Backdrop to the story is the bitter split and resulting rivalry between former Garden City, Kansas amateur hopefuls and both former pupils of Robert - Victor Ortiz and newly crowned lightweight champion Brandon "Bam Bam" Rios.

When Ortiz separated from Robert, Danny went with Victor. The two fighters even now toil for bickering promoters, the outspoken Rios for Bob Arum's Top Rank and Ortiz for Oscar De La Hoya's Golden Boy outfit.

Clearly, a price has been paid by both brothers and their parents.

"I still love Robert, I really do," Danny said. "He will always be my brother and he and my father are training another brother, Mikey, who is going to be a world champion also. I've been hurt by things said, not so much by Rios but by Robert.

"I was training my brother, along with my father, when Robert was age 13. Now my Dad trains Mikey and Robert, he takes all the credit for it.

"Robert said I don't know how to train fighters but he's always asking my father for a fight plan. Yes, Brandon is a world champion right now but he's not a very good champion and he won't last too long. It's Brandon who got my own brother to talk bad about me, so f**k him."

Mario Aguiniga, former amateur boxer from Oxnard who assists Danny in Ortiz's corner, blames Rios for much of the dispute.

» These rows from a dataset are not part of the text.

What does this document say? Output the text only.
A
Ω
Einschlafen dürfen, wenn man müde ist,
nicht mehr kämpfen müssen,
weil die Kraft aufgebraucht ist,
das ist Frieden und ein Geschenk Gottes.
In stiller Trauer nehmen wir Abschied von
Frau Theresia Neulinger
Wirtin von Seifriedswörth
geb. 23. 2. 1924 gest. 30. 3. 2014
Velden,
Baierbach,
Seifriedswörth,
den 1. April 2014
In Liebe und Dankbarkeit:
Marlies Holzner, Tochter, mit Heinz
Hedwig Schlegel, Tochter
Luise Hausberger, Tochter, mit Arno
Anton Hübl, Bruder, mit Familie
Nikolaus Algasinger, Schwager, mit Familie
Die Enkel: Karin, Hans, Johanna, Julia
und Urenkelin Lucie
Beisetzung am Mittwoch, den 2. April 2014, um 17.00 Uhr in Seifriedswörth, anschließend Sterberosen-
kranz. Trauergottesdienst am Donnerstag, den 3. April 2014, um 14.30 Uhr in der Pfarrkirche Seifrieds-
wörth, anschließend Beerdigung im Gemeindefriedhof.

"We were all together, all part of the same team, things were all good," Aguiniga said. "Look at Brandon, nobody knew him until he started always calling out Victor."

Eduardo Garcia, who used to blood his hands picking strawberries as a migrant workers built the legendary La Colonia Gym program in Oxnard, developing both Robert and world champ Ferocious Fernando Vargas.

Aguniga has only fond memories of fighting in the amateurs and being a key part of California's most vaunted boxing program.

"Papa Garcia would load up the van," Aguiniga said, "and we would take 12 fighters to some tournament. We would always win 10 or 11 of our bouts on the shows. The other fighters, the other trainers didn't call us La Colonia.

"They referred to us as Little Cuba."

Cuba, of course, has dominated Olympic and other world amateur boxing for decades.